Por Cristina Barcina. Historiadora, Historia NG nº 103
El conde Robert du Mesnil du Buisson llegó a Siria después de la primera guerra mundial, entre las tropas francesas encargadas de administrar el territorio. Aficionado a la arqueología, supo por un viajero que a 18 kilómetros de Homs, la ciudad en la que residía, se encontraba un lugar que parecía presentar un particular interés histórico. Se trataba de un montículo llamado Tell el-Mishrife, una colina artificial formada, como otras en el Próximo Oriente, a partir de los sucesivos niveles de ocupación desde épocas remotas. La particularidad de Tell el-Mishrife era su extensión, un kilómetro cuadrado, algo que a Dumesnil le pareció muy prometedor: «Lo primero que sorprende del sitio son las proporciones gigantescas de las ruinas, especialmente la altura de las elevaciones de tierra y la superficie del área interior».
Durante los primeros años, Du Mesnil excavó en el promontorio que se halla en la parte occidental del yacimiento.
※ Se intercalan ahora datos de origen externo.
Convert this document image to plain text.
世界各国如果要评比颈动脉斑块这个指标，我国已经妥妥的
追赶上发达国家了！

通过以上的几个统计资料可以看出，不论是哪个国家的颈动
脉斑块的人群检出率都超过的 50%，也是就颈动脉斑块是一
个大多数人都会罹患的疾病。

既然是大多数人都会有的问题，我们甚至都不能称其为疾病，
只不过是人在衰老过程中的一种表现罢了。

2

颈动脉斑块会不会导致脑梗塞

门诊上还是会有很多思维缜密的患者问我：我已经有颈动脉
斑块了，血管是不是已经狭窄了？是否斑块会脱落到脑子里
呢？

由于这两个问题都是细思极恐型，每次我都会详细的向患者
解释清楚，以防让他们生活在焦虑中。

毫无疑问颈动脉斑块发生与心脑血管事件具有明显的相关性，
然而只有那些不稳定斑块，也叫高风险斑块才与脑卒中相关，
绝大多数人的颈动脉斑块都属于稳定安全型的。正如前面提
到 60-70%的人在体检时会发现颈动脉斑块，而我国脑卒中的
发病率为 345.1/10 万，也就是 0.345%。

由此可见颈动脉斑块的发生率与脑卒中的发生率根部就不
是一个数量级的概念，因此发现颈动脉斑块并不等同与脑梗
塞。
Hasta que en la campaña de 1927 realizó el descubrimiento que le permitiría identificar el lugar: una serie de tablillas cuneiformes que hacían referencia al nombre de la ciudad, Uru qat-na. Du Mesnil se dio cuenta de que había desenterrado la antigua ciudad de Qatna, capital de un poderoso reino que en la primera mitad del II milenio a.C. se enriqueció con el comercio que la unía a las ciudades del valle del Éufrates y se relacionó con los grandes imperios de la época como los hititas, Mitanni y Egipto. Durante los trabajos, Du Mesnil localizó también unas escaleras en el área norte e hizo trasladar una iglesia que le impedía cavar sin obstáculos. Sin embargo, en 1929 tuvo que dejar las excavaciones.
La cripta de los reyes
Hasta el año 1999 no se reanudaron las labores arqueológicas en Qatna. Un equipo sirio-alemán, dirigido por los arqueólogos Michel al-Maqdissi, de la Dirección General de Antigüedades y Museos de Siria, y Peter Pfälzner, de la Universidad de Tubinga, fue el encargado de continuar la labor de Du Mesnil, mientras que Daniele Morandi, de la Universidad de Udine, coordinó las operaciones en el resto del promontorio y del yacimiento.